Dónal Óg and Anthony, incidentally, had turned up looking like “the men from Del Monte”, as Joanne Cantwell noted, the pair resplendent in their creamy suits, the only let-down that they weren’t donning Panama hats.

Anthony admitted that shouting for Cork would be tough on his soul, but he needed a favour from them. If Cork won “we could be alive in the morning”, he beamed, we being All Ireland champions Clare who were in severe danger of not progressing from their Munster group.

Would that have been a shock? Possibly not as big of a one as the sight of Lee Chin in that bath with one half of the 2 Johnnies, the ad never not eye-catching. But Anthony would have happily shared a bath with the other Johnnie if it kept Clare in the championship.

Off we went, the stands looking a bit like the Portuguese flag, stuffed with red and green under the bluest of skies. Lovely. As was Limerick’s hurling.

“This is exhibition stuff,” said Marty Morrissey, Limerick even treating us to - technical-term alert - flicky, tippy-tappy, poppy, reverse-y no-look passes. They had the look of a team not averse to winning their seventh Munster title in a row, nor staying on course for their sixth All Ireland title in eight years.

Relentless. Hunting in packs. Scoring for the laugh of it. Fifteen points up at half time. By then Anthony was losing all hope, as was the second Johnnie of ever having a bath with him, Dónal Óg torn between singing the praises of Limerick and lamenting Cork’s defensive shortcomings.

And it was, largely, as you were in the second half, Brendan Cummins, alongside Marty, left swooning over Limerick’s “energy and hunger”, the moral of the story being that when you start to doubt them they’ll make you look like a right eejit.

“They think the referee has blown the whistle - and he has now,” said Marty, channelling his inner Kenneth Wolstenholme, as the crowd swarmed the pitch at full time.

Clare out, Anthony will bathe alone. Limerick march on. “It was close on the perfect performance,” said Liam, although a modest Adam English, who joined the panel post-match, wouldn’t say as much.

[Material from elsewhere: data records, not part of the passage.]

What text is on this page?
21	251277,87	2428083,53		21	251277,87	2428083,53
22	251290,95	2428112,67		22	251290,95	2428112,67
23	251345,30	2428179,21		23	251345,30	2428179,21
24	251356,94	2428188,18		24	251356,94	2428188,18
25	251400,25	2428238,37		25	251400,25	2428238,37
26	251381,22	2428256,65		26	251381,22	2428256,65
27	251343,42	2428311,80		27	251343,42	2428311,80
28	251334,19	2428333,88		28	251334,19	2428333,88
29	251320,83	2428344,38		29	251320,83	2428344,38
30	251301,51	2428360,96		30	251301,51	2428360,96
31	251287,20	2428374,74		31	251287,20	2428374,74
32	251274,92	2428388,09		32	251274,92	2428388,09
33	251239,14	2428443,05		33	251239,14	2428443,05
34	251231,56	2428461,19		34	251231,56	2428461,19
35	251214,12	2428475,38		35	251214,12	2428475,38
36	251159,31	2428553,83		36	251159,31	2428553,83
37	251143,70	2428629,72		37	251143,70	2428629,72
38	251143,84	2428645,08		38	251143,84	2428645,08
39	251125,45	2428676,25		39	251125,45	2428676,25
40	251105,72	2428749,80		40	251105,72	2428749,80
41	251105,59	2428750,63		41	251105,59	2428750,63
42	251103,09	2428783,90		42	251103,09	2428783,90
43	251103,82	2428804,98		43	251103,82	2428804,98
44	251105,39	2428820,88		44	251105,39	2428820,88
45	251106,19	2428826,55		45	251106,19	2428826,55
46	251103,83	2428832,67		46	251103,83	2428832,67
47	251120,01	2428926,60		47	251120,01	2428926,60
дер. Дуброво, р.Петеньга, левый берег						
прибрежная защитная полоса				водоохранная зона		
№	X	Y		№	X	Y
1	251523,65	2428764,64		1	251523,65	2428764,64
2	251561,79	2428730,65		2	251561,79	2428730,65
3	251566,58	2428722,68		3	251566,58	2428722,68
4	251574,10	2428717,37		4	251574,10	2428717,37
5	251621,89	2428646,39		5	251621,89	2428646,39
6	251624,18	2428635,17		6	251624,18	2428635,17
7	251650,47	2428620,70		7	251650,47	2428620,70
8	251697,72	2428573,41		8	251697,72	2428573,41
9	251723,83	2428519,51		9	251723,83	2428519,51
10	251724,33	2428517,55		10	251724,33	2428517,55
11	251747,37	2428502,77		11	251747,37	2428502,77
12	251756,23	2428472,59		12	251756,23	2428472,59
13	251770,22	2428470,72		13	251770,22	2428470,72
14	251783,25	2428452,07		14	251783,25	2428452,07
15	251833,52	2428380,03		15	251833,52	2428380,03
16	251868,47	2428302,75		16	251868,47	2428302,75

English was in the running for the RTÉ man of the match award, but he was pipped to it by Kyle Hayes. That was unfair because there appeared to be at least four Kyle Hayes on the pitch.

“Not a bead of sweat on him, and us sweating up here in the shade,” said Anthony after English left them. Limerick’s rivals for Liam MacCarthy will, most likely, be sweating too after that performance. “Back in business,” said Joanne. Liam, Dónal Óg and Anthony nodded. Rumours of their demise? A bit previous.